Sollte sich ein Krankenhaus nun für den Einsatz einer KI im Medizincontrolling entscheiden, sollte die Handhabung des Datenschutzes geklärt werden. Muss die Einverständniserklärung, die die Patienten zu Beginn ohnehin abgeben müssen, soweit abgeändert werden, dass die Verarbeitung der Daten mittels KI beinhaltet ist? Oder reicht es aus, dass die Patienten der Verwendung der Daten für die Abrechnung mit den Krankenkassen sowieso zugestimmt haben und die KI eigentlich nur die Medizincontroller unterstützt?
Diese praktische Frage, ob KI für den Datenschutz Gefahren mit sich bringt, sorgt dafür, dass Kliniken beim Einsatz neuer Technologien vorsichtig sind. Denn wird die DSGVO einmal nicht eingehalten, kann das teuer werden.
Dabei lässt sich das Problem ganz einfach lösen, indem die Daten im Haus bleiben und lokal verarbeitet werden. Wird die KI vor Ort („on premise“) installiert und trainiert, lässt sie sich auch direkt an das vorhandene KIS anbinden. Die KIS-Datenbank dient als Trainingsbasis und ermöglicht es der KI, Behandlungen und Diagnosen eigenständig zu kodieren.

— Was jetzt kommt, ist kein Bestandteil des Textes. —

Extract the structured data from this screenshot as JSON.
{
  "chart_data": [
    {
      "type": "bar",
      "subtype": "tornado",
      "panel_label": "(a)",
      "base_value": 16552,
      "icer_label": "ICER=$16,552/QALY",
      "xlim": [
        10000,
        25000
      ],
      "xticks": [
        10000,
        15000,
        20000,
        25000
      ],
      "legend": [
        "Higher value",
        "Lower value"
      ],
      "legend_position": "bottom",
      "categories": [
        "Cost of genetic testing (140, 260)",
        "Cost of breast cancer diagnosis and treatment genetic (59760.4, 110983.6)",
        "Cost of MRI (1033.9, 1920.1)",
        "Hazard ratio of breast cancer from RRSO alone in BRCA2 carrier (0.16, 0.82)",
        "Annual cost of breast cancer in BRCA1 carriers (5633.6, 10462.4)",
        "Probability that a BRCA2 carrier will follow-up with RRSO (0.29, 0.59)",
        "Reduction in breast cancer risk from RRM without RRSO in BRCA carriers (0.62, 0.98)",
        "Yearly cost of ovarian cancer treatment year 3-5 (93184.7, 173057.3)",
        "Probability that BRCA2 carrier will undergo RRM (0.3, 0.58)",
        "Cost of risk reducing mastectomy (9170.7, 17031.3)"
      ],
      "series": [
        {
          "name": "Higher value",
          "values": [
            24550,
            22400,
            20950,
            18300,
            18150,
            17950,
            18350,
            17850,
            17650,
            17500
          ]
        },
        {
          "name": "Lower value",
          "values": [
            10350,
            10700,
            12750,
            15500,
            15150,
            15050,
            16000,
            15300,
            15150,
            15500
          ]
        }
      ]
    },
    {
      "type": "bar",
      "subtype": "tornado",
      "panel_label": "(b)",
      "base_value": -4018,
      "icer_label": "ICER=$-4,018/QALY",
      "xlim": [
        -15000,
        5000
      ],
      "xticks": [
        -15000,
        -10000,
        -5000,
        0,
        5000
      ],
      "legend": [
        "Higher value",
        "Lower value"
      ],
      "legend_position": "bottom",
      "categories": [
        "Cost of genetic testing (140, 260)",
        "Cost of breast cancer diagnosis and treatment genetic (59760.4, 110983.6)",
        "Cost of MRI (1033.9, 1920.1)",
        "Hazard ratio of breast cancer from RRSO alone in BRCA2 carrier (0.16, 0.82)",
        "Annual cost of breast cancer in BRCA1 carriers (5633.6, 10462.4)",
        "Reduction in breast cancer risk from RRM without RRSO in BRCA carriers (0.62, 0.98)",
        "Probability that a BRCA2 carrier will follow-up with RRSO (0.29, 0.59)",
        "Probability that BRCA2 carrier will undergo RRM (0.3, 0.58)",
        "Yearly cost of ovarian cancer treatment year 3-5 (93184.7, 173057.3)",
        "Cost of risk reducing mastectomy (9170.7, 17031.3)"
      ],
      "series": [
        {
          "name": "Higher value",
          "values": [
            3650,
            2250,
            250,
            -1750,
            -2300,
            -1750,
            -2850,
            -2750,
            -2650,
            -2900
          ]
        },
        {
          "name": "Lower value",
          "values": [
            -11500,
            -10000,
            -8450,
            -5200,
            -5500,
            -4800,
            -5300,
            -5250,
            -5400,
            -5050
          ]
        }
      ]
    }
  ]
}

Auf diese Weise werden die Patientendaten sogar besser geschützt, denn sie werden von weniger Personen gesehen und verarbeitet.
Eine noch weit verbreitete Herausforderung für KI in Krankenhäusern ist die mangelnde Digitalisierung von Patientendaten. Die verpflichtende Einführung der elektronischen Patientenakte („ePA“) 2021 ist hier ein wichtiger Baustein zur Beschleunigung auf dem Weg zur elektronischen Fallakte. Wird die elektronische Fallakte mit einer Schnittstelle zur ePA eingeführt, erhalten Krankenhäuser die Möglichkeit KI-basierte Anwendungen zu nutzen. Krankenhäuser, die in diesem Bereich bereits viel Arbeit investiert haben, können mit großer Datenbasis KI-basierte Anwendungen trainieren und stark davon profitieren.
Doch was wäre eigentlich, wenn personenbezogene Gesundheitsdaten automatisch anonymisiert würden? Eine Anonymisierung würde gleich zwei Datenschutz-Herausforderungen für KI-Anwendungen im Gesundheitswesen auf einmal lösen: Zum einen findet die DSGVO keine Anwendung auf anonyme Daten, d.h. diese dürfen ohne Einschränkungen und ohne eine spezielle Erlaubnis verarbeitet werden. Zum anderen würde sich der Lernprozess der KI in jedem Haus deutlich verkürzen, da mit anonymisierten Daten vortrainierte Modelle ausgetauscht und sofort zum Einsatz kommen könnten.
Zwar steckt die automatische Anonymisierung von unstrukturierten Daten technologisch noch in den Kinderschuhen, denn es genügt ja nicht, einfach Namen und Geburtsdaten aus den Stammdaten der Fälle zu löschen. Oft ist schon aus dem Kontext eines Dokuments in einer Patientenakte ersichtlich, um welche Person es sich handelt. Diese Kontextdaten müssen also zusätzlich anonymisiert werden, um Vertraulichkeit zu wahren und den hohen Anforderungen der DSGVO gerecht zu werden. Dennoch sollte das Gesundheitswesen eine solche Anonymisierung so bald wie möglich umsetzen, nicht nur im Interesse automatisierter und damit kostengünstiger Abläufe im Krankenhaus, sondern auch, um der Ärzteschaft eine größere Datenbasis für die medizinische Forschung zu bieten.
Trotz der geschilderten Herausforderungen lässt sich schon heute sagen: Der Einsatz von KI-Anwendungen im Gesundheitswesen ist wirtschaftlich lohnenswert – und datenschutzrechtlich machbar.